I obviously don’t know the specifics of its implementation (nor the generalities for that matter) but I can bet you that within a month or so, someone will demonstrate how it can be compromised. Let’s hope that someone is a professional and well-intended security expert.
I’m not a fan in principle of the movie Hackers but there is one probable kind of attack that could be carried out: the basic yet sometimes effective “oh my God [some boss] is gonna kill me if I can’t get so and so report in, gimme access to a computer…. remotely.” It’s called social engineering, and it is basically exploiting the weakest link in any security system: the human (I am not making this up – it’s stated at The Register and CNET and other sources… just do a web search)

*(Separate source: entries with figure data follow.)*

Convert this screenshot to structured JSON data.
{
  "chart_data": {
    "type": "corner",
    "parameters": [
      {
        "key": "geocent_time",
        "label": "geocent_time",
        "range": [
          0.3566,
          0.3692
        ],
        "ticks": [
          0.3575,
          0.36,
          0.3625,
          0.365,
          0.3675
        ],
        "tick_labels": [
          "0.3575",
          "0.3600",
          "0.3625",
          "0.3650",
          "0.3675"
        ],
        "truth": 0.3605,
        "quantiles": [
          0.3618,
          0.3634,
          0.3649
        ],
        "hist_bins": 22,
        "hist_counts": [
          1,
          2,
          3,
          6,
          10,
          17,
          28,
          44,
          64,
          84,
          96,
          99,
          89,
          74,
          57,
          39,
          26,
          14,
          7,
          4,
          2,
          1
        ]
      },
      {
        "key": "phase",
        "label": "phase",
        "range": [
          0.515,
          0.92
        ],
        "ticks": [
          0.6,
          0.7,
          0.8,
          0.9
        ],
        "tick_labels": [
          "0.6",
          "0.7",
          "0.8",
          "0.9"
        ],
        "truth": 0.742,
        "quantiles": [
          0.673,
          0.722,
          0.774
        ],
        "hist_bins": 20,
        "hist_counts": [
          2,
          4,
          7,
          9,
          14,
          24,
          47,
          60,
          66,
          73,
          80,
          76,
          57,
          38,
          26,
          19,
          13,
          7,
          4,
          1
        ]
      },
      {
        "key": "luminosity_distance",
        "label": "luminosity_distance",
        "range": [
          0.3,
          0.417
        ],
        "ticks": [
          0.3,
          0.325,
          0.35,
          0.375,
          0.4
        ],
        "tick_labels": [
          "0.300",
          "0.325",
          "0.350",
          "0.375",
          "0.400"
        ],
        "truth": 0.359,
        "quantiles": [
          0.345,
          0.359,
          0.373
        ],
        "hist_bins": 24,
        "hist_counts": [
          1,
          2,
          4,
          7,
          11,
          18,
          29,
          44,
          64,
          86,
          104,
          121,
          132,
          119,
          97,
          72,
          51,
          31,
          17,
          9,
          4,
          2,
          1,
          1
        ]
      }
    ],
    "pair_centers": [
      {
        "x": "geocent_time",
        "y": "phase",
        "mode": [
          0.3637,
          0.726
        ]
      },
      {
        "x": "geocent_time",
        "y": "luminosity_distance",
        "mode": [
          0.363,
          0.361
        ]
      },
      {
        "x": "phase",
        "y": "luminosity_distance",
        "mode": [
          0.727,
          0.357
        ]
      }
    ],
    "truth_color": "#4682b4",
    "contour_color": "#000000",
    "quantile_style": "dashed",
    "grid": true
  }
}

You actually come to wonder: how much can we trust the Web when it comes to centralized databases of information? Admittedly, no system is perfect. Even without ContactPoint, many children’s lives are at risk from nearby, unscrupulous individuals – however has the government really thought out what making this information accessible on the web will do? (by “making available on the web” I mean “using technologies linked to a public network in some way no matter how seemingly insignificant”)
We already trust the internet with our money – that’s a convenience that the mass of users has accepted, by cause of convenience. Surely the secret services use internet technology to relay information from one point to another. We know for a fact that the FBI’s data centres are available to the outside world: when Gary McKinnon “hacked” various US Defense sites he alleges looking for weak security – namely computers where the password was still just “password” or plain blank.
So how’s the record for the British Government on information security? Grim.
- British tax agency loses files
- List of potential recruits lost by Ministry of Defense
- The British Council loses a few million persons’ worth of info
- A NON-encrypted hard drive from the Ministry of Defense goes missing – oh please!
I might have been generous stating that it would take a month to compromise the data. I might be disappointed in hoping it’s a security expert who exposes this. I am almost certain to be right that the weakest link will be human in nature.